For Chris and Andrew, the decision to open Small Batch can be broken down into three main streams. The first concerns the creativity aspect and returning to the original ethos.
“That could be any new ideas, or any oldies that we just can’t do in Marrickville anymore,” Andrew says. “[Petersham] will live and breathe what we set out to do. Part of that will involve maturing the Marrickville brand.
“At the moment, everyone’s spending time stamping tags and handwriting labels. It’s nice and we’re glad we did it, but we need to evolve that brand a bit and move to printed labels.
"At Petersham, we’ll keep the handwritten labels alive. Everything will be in cans, we’ll fill it off the taps, seam it on demand, and then we’ll sell that.”
The second stream is for refinement: testing different techniques, recipe changes, or conditioning processes.
“What drove the brewers crazy was that the first time we made a beer – although we were confident we could make a tasty, sellable beer – we didn’t get to do it enough times to refine it and make it better,” Chris says.
“By the time the customer feedback came through that they really enjoyed it and that reached the production team, we couldn’t immediately fit a rebrew in to the calendar and it was six to ten weeks before the customers would taste it again. It wasn’t enough continuity, particularly for the brewers to really understand how any change impacted the flavour, because it was such a long gap between tastings.”
For head brewer Andrew Meli, his excitement primarily lies here too.

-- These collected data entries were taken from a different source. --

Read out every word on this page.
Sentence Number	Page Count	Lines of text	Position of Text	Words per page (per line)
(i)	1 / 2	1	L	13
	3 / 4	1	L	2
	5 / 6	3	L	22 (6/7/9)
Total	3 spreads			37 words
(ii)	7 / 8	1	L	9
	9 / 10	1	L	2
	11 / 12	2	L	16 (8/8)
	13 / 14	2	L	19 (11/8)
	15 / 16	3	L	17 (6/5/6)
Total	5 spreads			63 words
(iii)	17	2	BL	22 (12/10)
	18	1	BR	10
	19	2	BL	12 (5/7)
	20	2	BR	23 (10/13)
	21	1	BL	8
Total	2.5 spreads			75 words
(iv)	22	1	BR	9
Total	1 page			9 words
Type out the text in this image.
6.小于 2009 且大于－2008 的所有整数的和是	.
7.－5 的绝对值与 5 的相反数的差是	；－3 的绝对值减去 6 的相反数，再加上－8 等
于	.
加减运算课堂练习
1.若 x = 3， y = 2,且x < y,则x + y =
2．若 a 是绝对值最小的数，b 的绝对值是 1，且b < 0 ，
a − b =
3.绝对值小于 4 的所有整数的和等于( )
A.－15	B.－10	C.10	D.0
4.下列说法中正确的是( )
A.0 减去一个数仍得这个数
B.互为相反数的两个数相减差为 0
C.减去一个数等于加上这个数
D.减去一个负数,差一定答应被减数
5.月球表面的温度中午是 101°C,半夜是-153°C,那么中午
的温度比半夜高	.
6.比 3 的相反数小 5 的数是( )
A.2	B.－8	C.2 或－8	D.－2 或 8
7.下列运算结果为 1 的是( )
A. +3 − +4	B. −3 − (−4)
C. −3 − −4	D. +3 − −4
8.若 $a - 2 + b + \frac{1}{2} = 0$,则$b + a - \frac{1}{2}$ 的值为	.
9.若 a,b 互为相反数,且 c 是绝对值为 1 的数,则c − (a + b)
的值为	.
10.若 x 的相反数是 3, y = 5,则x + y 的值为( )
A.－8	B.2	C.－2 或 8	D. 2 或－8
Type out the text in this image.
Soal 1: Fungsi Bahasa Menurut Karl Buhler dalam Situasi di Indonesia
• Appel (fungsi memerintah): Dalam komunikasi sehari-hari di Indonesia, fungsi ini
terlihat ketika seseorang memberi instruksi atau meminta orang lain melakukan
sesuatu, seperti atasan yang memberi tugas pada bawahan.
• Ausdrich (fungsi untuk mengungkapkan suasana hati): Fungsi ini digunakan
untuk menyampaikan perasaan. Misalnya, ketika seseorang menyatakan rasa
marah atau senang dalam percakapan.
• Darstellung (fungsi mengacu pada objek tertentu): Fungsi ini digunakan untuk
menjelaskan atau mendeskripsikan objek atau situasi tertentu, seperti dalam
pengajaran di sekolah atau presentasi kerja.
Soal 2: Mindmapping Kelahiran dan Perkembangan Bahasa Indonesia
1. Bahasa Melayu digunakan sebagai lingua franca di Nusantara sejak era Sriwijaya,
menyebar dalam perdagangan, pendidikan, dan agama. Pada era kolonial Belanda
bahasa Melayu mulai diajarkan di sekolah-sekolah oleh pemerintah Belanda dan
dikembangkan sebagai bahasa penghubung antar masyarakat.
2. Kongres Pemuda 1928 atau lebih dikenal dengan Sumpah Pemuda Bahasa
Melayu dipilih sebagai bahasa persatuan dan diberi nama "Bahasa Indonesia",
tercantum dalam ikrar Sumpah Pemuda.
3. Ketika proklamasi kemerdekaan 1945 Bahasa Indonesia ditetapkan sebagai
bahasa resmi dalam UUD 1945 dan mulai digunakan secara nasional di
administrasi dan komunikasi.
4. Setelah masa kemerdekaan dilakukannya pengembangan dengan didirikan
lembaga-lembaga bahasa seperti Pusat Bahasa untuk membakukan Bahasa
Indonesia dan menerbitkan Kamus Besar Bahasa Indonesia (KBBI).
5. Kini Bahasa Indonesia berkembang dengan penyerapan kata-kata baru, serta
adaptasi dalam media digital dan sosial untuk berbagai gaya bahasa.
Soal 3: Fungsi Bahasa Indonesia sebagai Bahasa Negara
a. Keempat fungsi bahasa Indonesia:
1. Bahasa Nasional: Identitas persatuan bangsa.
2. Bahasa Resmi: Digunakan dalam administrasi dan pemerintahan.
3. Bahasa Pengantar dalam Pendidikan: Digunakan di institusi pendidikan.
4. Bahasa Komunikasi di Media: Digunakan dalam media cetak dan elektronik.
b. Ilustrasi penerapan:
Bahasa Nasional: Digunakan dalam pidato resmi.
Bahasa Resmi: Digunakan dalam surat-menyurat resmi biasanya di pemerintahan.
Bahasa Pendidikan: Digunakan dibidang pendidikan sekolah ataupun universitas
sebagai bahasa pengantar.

“I really want to be able to really develop every single recipe fully, almost redevelop them all,” he says.
“At the moment, we’re brewing based on legacy, how the recipe has always been. We don’t have a pilot system here at all. When it comes down to trying a new process or recipe, we fall back on the formulas we know; we have a few ways we approach beers and we always play it a little safe.
“We’ll use the same approach we use for other similar beers, maybe tweaking it in some ways, but without being too risky. Whereas it’s that little risk area where you might discover something gold. If we’re only brewing 350 litre, we can approach it completely differently.”
The third and final stream follows on from this refinement, and is for "pipeline beers".
“We’re going to try to look six or twelve months out and say, 'At this time of year, we want to have this particular beer out in the market',” Chris says.
“So, six months before, we’ll start testing it to make sure we get a few down, so when we’re ready to scale it up it’s good to go and it’s got a bit of a following and a jumpstart on the marketing side. There’s a story and an evolution and then when it does finally launch, it’s got a bit of runway already."
According to Liam, the difference in beers on offer from each of the two breweries will be obvious.
“There definitely will be a big distinction between what’s on tap here on Marrickville and what’s on tap in Petersham. We really want to make them two separate venues doing two different things. The beers coming out will come out with different names, so you know where they come from.
“We wanted to make sure that when you got a Batch beer you know where it came from. We’re very open about where we source our ingredients from and we didn’t want any confusion as to where the beer came from.”
With the official launch set for early August, the entire team at Batch is eager to finally reap the rewards of their hard work. None more so than Chris, who has watched the last few weeks of progress from the United States, where he has returned to live with his family.
“The team have all risen to the challenge, stepped up, and I couldn’t be prouder of them,” he says.